Affording to disconnect
In the past couple of years, several studies have focused on the insidious dangers of spending too much time on your phone. It can mess with your sleep, cause you to unknowingly overeat and even accelerate blindness. Hours spent scrolling through social media apps can negatively impact your mental health.
In response, phone-makers started to include software that gives you information on how much time you spend on your device and limit usage time on certain apps. Apple has Screen Time, Google has Digital Wellbeing and OnePlus has Zen Mode. Third-party apps and launchers such as Siempo, Space and Flipd also help with digital detoxing.
The idea of sealing away your phone isn’t unique to Envelope either. Yondr, for example, was founded in 2014 and works with schools and concert venues to secure phones away in pouches. “Anti” smartphones with stripped-down features such as Punkt, Light and Palm existed for years and cost about $350.
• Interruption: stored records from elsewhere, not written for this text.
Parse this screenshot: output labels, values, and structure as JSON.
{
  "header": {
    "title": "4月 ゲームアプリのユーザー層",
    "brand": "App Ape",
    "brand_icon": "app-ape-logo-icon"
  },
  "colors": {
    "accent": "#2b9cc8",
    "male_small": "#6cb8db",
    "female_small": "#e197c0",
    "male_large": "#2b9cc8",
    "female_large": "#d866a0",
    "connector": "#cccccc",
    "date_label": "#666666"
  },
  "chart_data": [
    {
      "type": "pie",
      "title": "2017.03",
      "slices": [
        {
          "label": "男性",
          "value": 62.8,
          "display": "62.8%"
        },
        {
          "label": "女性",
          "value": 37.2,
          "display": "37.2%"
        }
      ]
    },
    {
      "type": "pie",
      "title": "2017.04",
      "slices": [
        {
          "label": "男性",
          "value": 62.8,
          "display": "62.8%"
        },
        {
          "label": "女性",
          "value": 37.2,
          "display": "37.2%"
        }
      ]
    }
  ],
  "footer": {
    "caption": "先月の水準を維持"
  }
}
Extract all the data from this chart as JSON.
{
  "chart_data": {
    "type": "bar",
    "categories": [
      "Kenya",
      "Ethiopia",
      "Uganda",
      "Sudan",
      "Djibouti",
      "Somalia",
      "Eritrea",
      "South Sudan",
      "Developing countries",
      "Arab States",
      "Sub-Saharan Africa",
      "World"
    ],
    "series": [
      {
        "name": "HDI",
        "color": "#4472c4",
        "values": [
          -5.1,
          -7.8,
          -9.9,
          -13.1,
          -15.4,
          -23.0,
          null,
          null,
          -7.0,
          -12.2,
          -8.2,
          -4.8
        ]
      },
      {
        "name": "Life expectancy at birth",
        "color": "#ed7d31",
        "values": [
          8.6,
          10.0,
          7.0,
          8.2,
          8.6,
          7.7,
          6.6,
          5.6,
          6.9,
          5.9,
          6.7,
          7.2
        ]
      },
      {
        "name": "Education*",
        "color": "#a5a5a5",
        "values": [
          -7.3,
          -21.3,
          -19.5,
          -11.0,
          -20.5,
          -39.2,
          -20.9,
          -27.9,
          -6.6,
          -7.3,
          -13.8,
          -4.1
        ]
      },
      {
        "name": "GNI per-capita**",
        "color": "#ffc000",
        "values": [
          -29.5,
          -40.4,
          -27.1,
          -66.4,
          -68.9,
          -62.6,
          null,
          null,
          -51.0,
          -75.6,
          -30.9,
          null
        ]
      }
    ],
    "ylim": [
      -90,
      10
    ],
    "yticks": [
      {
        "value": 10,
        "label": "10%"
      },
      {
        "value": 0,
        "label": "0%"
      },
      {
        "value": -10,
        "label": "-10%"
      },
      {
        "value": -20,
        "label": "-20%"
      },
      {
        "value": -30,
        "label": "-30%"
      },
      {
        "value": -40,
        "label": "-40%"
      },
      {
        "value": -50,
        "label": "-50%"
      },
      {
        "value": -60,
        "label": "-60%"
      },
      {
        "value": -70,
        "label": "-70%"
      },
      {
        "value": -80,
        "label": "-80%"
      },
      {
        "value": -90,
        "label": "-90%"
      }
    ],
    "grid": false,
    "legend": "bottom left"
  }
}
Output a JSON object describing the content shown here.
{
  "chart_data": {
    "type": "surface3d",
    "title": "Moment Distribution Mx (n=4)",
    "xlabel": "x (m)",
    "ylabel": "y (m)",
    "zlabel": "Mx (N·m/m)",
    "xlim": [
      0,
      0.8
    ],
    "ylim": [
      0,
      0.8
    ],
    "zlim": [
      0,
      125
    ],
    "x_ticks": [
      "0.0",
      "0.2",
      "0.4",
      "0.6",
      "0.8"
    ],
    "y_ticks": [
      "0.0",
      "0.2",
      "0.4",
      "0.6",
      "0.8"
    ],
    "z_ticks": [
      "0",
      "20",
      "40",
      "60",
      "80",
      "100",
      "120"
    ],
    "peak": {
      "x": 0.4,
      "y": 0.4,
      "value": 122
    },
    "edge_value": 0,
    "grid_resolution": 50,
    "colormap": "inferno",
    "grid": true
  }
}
But what drew me into the Envelope is that it’s both physical and free. That’s because it’s not quite a real product — just a well thought-out notion that was created for the Pixel 3A, submitted to, and then picked up by Google.
“I wish we were able to do it for every single phone!” said Special Projects co-founder Adrian Westaway in an email to CNET. “We chose to make the code open-source and free to modify so that the community could hopefully edit and evolve it, and make it more available to other phone users.”
When Punkt launched its minimalistic MP01 phone three years ago, its tagline was “Offline as the new luxury,” and CEO and founder Petter Neby listed typical Punkt customers as “architects, lawyers, bankers and Silicon Valley people,” in a 2017 interview with CNET.
But a lot of us, me included, aren’t architects, lawyers or bankers. And the fact that my last instance of using a smartphone was due to a concern of personal safety is worth noting. As mentioned before, peddling the need to go “off the grid” bears a thin veil of indulgence. Many can’t afford to simply disconnect because their job, education or welfare depends on consistent access to a phone. As a 5-foot woman who gets winded after a flight of stairs, I wasn’t going to make myself any more vulnerable than I already was alone at a bus stop for the sake of detoxing.
Though it’s limited to the Pixel 3A, I hope others take Westaway’s suggestion and expand it to other devices (it’s available on GitHub) and have a go at experiencing it for themselves, if only for a few hours.
In the meantime, the desire to be more mindful and less tied to your phone is still an admirable, albeit first-world, ambition. While I consider myself decent at avoiding needless screen time, I was still thrown off by all the small but vital tasks I use my phone for. I was especially surprised how these features had implications to my personal safety too, even with my own privilege as an able-bodied person. Taking time off to live life in reality shouldn’t have to be an extravagance afforded only to the few. And while the Envelope certainly doesn’t solve these issues of parity, it at least requires very little — just a sheet of paper, a glue stick and a pair of scissors.